Shaheen chided brown for using what she called scare tactics but claimed that approach has been a constant with Brown.
"My opponent has been using the concern that people have and really fear mongering for his own political purpose. A leader should be serious, should alert people to what’s going on, alert people to what’s going on but not try to grandstand on them."
Brown, meanwhile, called out Shaheen for her support of the president.
"Senator Shaheen, for the last 6 year you have voted with president Obama 99 percent of the time. Is the president right 99 percent of the time?"
The night's most memorable moment, though didn’t come when the candidates clashed, it was prompted by a question from debate panelist James Pindell of WMUR.
“Senator Brown, what do you see going right in Sullivan country and what’s going wrong, and please be specific?”
“You are absolutely right, geography plays a role.”
Brown first mentioned the southern border, and then that infrastructure up north, by contrast ,was difficult.

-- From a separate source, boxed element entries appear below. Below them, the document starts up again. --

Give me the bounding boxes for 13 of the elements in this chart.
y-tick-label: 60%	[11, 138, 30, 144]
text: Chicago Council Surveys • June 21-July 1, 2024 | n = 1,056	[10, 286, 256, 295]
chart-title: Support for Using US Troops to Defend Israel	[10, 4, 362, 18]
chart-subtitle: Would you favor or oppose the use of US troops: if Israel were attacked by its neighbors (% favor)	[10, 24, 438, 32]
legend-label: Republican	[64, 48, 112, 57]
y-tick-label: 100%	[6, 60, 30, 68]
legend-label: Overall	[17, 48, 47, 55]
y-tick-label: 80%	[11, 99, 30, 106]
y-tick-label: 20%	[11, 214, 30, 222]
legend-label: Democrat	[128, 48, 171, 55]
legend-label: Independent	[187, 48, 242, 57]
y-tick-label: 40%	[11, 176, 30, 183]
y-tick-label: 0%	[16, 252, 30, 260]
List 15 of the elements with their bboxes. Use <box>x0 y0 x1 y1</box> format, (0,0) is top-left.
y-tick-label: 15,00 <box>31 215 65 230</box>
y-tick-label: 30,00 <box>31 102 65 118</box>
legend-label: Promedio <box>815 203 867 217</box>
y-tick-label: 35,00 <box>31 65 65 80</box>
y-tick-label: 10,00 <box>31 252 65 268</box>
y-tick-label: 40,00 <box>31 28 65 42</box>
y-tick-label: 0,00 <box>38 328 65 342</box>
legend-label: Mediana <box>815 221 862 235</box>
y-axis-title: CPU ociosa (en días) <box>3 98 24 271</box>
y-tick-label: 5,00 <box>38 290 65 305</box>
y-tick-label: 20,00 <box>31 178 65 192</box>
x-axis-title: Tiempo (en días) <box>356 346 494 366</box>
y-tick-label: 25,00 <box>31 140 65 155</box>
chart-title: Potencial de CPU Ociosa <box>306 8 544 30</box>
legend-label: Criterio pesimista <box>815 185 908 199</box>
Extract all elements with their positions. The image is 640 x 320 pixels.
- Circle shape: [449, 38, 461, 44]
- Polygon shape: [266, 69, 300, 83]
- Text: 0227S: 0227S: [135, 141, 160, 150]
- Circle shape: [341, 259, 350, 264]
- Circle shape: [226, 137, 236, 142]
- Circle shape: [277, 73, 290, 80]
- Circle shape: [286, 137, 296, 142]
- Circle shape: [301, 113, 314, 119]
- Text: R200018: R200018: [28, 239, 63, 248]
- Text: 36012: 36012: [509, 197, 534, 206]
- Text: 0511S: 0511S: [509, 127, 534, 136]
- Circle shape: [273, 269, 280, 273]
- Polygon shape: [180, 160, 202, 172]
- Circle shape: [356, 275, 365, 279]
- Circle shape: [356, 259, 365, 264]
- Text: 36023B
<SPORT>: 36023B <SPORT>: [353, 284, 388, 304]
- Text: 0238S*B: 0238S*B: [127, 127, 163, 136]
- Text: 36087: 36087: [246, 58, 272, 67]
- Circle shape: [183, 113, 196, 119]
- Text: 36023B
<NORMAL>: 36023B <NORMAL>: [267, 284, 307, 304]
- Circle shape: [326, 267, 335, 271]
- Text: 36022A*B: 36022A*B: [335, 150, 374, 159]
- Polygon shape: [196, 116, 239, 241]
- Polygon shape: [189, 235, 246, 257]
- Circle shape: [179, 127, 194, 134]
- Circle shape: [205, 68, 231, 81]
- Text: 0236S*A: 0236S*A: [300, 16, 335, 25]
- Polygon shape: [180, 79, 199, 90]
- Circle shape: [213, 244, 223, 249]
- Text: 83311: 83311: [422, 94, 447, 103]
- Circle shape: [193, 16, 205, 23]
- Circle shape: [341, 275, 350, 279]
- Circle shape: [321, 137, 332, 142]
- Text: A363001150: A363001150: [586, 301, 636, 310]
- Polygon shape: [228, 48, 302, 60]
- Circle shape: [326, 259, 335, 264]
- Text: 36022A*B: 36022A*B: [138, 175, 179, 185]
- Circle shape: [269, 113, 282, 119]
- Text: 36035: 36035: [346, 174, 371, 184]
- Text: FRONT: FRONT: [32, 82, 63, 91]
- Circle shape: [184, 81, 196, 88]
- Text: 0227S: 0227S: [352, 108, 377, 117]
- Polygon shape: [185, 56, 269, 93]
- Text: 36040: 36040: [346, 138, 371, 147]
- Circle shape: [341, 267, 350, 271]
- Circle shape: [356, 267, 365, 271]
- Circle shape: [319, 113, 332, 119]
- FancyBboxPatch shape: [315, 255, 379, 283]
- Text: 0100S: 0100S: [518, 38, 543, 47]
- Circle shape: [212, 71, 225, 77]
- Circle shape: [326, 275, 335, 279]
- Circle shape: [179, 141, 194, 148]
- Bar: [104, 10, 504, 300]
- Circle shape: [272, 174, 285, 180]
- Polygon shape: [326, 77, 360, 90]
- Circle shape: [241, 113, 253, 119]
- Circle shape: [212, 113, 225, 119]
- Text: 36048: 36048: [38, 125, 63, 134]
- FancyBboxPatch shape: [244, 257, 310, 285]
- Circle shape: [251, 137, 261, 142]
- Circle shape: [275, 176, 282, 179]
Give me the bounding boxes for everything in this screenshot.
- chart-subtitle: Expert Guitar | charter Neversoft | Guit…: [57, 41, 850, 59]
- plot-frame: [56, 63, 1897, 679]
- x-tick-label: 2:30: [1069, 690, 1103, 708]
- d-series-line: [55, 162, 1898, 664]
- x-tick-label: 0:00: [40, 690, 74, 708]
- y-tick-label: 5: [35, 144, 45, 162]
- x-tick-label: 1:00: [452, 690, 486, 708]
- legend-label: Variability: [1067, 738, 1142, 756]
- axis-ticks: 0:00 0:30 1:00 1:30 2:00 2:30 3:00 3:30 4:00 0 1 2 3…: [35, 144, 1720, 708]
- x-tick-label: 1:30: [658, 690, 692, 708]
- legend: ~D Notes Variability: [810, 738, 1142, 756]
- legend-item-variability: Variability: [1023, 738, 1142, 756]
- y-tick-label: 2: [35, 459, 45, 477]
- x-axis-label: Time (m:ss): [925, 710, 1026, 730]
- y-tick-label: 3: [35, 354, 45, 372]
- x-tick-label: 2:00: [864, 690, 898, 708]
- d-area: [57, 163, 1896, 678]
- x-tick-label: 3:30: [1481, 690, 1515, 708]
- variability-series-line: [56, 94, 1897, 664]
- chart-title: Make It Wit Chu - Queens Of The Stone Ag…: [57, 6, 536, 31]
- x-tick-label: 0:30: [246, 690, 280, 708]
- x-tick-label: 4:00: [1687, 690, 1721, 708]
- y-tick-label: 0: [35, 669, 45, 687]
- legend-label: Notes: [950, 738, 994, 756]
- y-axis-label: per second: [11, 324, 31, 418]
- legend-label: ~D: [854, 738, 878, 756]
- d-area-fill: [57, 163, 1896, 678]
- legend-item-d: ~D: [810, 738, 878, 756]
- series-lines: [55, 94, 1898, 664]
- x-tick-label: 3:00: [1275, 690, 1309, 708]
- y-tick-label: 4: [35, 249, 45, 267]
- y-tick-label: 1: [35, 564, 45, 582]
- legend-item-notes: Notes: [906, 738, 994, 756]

He made no mention of Claremont, the Sullivan county’s biggest city, or anything unique to the county. Brown instead, stressed outdoor activity and tourism.
“One of the biggest opportunities sre ski areas and trails for snowmobiles I support those efforts.”
He went onto cite the challenge of high business taxes and energy costs and Obamacare. The question was then asked again.
“We’re talking about Sullivan county and I think you were sounds talking about the North Country?”
“We’re talking about anything past Concord and the challenges of our state. So if you go to any business those are the challenges...."
Brown again mentioned Obamacare taxes and energy costs, and then,
--“Sullivan county is west of Concord, not north of Concord.”
“With all due respect I’ve answered the question. The challenges are the same in all of our counties.”
After the debate, social media lit up as partisans fought over the back and forth. Whether it was a conscious attempt to trip up Brown, who only moved here in January, and also about which was more accurate, that Sullivan county is north or Concord or west of it?
During the 11 o’ clock news James Pindell apologized to Brown for his interruption.
By 11:30 both campaigns had scheduled fresh stops in Sullivan county.
Brown will campaign at Newport diner this morning. Shaheen will hold a rally this afternoon in Claremont.
Geography, it seems, does plays a role.